Sometimes change isn’t good or bad; it just is.
As we have always done, we meet whatever the changes are with gratitude to the One who has enabled us to be the Children of the Covenant.
Shelach et Ami! Let My people go!
With these words, the Jewish people were never quite the same. Signaling change was at hand, the Egyptians resisted these words of God, even the Israelites at first resisted. But, sometimes change just happens. As Donald Draper, the main character in the award winning television show, MAD MEN says, Change is not good. Change is not bad. Sometimes it just is. No matter how hard people tried to maintain the status quo in Egypt, change was in the air; it just was. God could no longer tolerate the enslavement of His people. And the rest is history—our history.
We mark our transition from slavery to freedom during the days of Pesach. We are not just observers but we become actors in the Exodus saga itself as best we can. As we do, we also begin the seven week count, 49 days, known as the counting of the Omer, marking the time of our escape from slavery to the time we receive God’s commandments at Mt. Sinai, which we commemorate on Shavuot. Imagine that—just seven weeks to make the transition from slavery to freedom so we were able, as a sign of reciprocity, to say these words to God at Mt. Sinai: Na’aseh v’Nishma—We will do and we will observe, words which have connected every succeeding generation of Jews to God in a covenantal relationship, as if we, ourselves, were standing at Mt. Sinai.

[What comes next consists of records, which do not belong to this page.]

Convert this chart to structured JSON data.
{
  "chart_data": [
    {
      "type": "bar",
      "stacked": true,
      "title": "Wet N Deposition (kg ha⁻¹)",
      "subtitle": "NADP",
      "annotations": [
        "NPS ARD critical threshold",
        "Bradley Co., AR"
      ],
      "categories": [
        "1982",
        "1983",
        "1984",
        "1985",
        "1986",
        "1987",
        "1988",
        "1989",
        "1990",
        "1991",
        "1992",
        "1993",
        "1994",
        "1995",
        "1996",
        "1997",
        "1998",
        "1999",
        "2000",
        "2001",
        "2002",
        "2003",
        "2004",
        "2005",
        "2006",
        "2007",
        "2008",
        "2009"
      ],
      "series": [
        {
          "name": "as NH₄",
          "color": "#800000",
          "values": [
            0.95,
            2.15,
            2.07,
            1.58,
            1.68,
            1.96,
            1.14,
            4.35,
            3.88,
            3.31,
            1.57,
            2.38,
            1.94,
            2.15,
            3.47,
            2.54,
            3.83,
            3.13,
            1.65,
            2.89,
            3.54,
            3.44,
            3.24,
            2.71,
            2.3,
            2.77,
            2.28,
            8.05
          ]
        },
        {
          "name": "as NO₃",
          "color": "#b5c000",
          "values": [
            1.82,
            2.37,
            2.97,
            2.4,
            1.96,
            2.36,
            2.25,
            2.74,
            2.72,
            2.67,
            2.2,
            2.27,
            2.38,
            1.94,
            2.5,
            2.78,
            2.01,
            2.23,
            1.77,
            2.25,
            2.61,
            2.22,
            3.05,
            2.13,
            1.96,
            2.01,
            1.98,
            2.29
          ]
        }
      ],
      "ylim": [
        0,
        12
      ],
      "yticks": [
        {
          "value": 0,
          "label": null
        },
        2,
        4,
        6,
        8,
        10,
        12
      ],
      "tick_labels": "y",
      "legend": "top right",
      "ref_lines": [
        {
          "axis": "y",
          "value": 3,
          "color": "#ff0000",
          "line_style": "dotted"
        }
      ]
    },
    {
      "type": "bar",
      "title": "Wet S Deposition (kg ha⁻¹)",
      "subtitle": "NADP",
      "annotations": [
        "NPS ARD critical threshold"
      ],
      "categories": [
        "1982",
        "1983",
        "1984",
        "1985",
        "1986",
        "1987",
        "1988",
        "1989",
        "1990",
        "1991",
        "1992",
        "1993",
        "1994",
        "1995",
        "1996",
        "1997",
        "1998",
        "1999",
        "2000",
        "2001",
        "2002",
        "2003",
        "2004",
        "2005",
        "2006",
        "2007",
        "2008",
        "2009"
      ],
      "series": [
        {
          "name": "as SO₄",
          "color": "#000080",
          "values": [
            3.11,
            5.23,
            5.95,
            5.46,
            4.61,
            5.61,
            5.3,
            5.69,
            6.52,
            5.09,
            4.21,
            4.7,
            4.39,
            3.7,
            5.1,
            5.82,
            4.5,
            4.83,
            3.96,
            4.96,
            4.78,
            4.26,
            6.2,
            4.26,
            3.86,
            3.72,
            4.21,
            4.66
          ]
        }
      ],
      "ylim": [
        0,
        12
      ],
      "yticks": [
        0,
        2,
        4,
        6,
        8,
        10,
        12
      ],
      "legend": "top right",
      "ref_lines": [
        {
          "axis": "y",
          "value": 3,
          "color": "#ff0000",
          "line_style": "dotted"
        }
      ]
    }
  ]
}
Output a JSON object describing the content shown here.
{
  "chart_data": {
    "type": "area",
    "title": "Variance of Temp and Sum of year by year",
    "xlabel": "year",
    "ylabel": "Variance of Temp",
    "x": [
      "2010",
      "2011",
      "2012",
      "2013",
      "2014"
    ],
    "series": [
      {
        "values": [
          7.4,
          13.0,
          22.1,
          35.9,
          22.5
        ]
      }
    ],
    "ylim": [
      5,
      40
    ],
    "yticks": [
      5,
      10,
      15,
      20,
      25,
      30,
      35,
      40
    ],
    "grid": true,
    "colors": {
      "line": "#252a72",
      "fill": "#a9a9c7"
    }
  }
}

Such monumental change which created a reality the likes of which
the world had never seen until then or since.
Imagine, the Revelation by God to an entire people creating the moral underpinnings for Western civilization and for the three monotheistic paths of Judaism, Islam and Christianity. Such transformation and within such a short period of time!
All of human life is about change and these days the world feels like it’s all about change. We may not like to see it that way because change can be threatening, even terrifying. But, if we stop to think about it, even though the year may be routinely cyclical, every Jewish holiday signals change, change in our status, in our thinking, in the way we see ourselves and in our behavior. What is comforting for those of us resisting change is the realization that regardless of the tribulations of the Jewish people throughout the ages, we have had certain eternal truths we keep coming back and back to, as Robert Frost says. They are these eternal truths that have anchored us through the most trying of times, and these truths are the ones we pass from generation to generation enabling our continuity. They are truths and values given to us by God at Mt. Sinai which help us to create meaning in our lives. They are the words and ideas of Torah and we have taken them with us wherever we have been and wherever we will be going. They are eternal. Change is certainly in the air. We can just feel it, as the days become longer and warmer.
Sometimes change isn’t good or bad; it just is.
As we have always done, we meet whatever the changes are with gratitude to the One who has enabled us to be the Children of the Covenant.